KVC Westerlo en KRC Genk moeten zich verantwoorden voor het Disciplinair Comité Profvoetbal na de salonremise op de laatste speeldag van de reguliere competitie. Bondsprocureur Ebe Verhaegen vertelt wat er allemaal mis was met de salonremise tussen Westerlo en Genk.
“Wat er die avond gebeurd is, is ongezien in de Belgische voetbalwereld”, citeert Het Belang van Limburg Verhaegen. De Bondsprocureur geeft aan dat Westerlo zeker was van behoud en dat KRC Genk zeker was van de Champions’ Play-Offs. Hierdoor waren beide ploegen tevreden.
“Wat we toen te zien hebben gekregen is een aanfluiting van de sportieve geest van fair play”, geeft Verhaegen aan. Volgens de Bondsprocureur had de match niet op slot mogen gaan in de slotfase. “Wat had je dan kunnen verwachten? Dat men dat professioneel ging uitspelen, maar dat is absoluut niet gebeurd”, aldus Verhaegen.
“Ik begrijp de verdediging van KRC Genk”, vertelt Verhaegen verder. “Zij waren niet in de positie om het spel te maken, dat is natuurlijk correct. Maar je ziet wel op de beelden dat een speler van KRC Genk gebaart om het rustig aan te doen. Hij deed dat niet naar zijn eigen ploegmaats, maar naar de spelers van Westerlo”, geeft Verhaegen aan.
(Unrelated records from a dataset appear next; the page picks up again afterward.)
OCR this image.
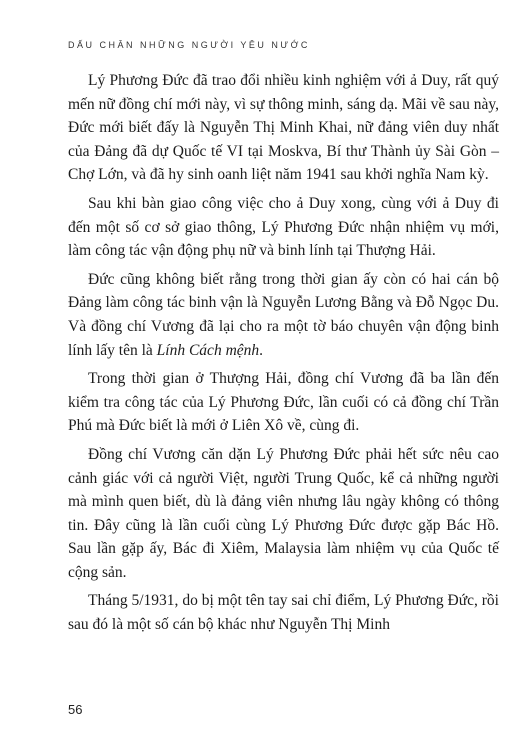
DẤU CHÂN NHỮNG NGƯỜI YÊU NƯỚC

Lý Phương Đức đã trao đổi nhiều kinh nghiệm với ả Duy, rất quý mến nữ đồng chí mới này, vì sự thông minh, sáng dạ. Mãi về sau này, Đức mới biết đấy là Nguyễn Thị Minh Khai, nữ đảng viên duy nhất của Đảng đã dự Quốc tế VI tại Moskva, Bí thư Thành ủy Sài Gòn – Chợ Lớn, và đã hy sinh oanh liệt năm 1941 sau khởi nghĩa Nam kỳ.

Sau khi bàn giao công việc cho ả Duy xong, cùng với ả Duy đi đến một số cơ sở giao thông, Lý Phương Đức nhận nhiệm vụ mới, làm công tác vận động phụ nữ và binh lính tại Thượng Hải.

Đức cũng không biết rằng trong thời gian ấy còn có hai cán bộ Đảng làm công tác binh vận là Nguyễn Lương Bằng và Đỗ Ngọc Du. Và đồng chí Vương đã lại cho ra một tờ báo chuyên vận động binh lính lấy tên là Lính Cách mệnh.

Trong thời gian ở Thượng Hải, đồng chí Vương đã ba lần đến kiểm tra công tác của Lý Phương Đức, lần cuối có cả đồng chí Trần Phú mà Đức biết là mới ở Liên Xô về, cùng đi.

Đồng chí Vương căn dặn Lý Phương Đức phải hết sức nêu cao cảnh giác với cả người Việt, người Trung Quốc, kể cả những người mà mình quen biết, dù là đảng viên nhưng lâu ngày không có thông tin. Đây cũng là lần cuối cùng Lý Phương Đức được gặp Bác Hồ. Sau lần gặp ấy, Bác đi Xiêm, Malaysia làm nhiệm vụ của Quốc tế cộng sản.

Tháng 5/1931, do bị một tên tay sai chỉ điểm, Lý Phương Đức, rồi sau đó là một số cán bộ khác như Nguyễn Thị Minh

56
Ook benadrukt Verhaegen de pass van Joris Kayembe (Genk) naar Nicolas Madsen (Westerlo). “En dat is dat passje van Kayembe naar Madsen. Dat maakt dat ik het heel moeilijk te geloven vind dat er geen afspraken gemaakt zijn. Conclusie van het bondsparket: it takes two to tango, beide clubs en spelers treffen even veel schuld”, besluit Verhaegen.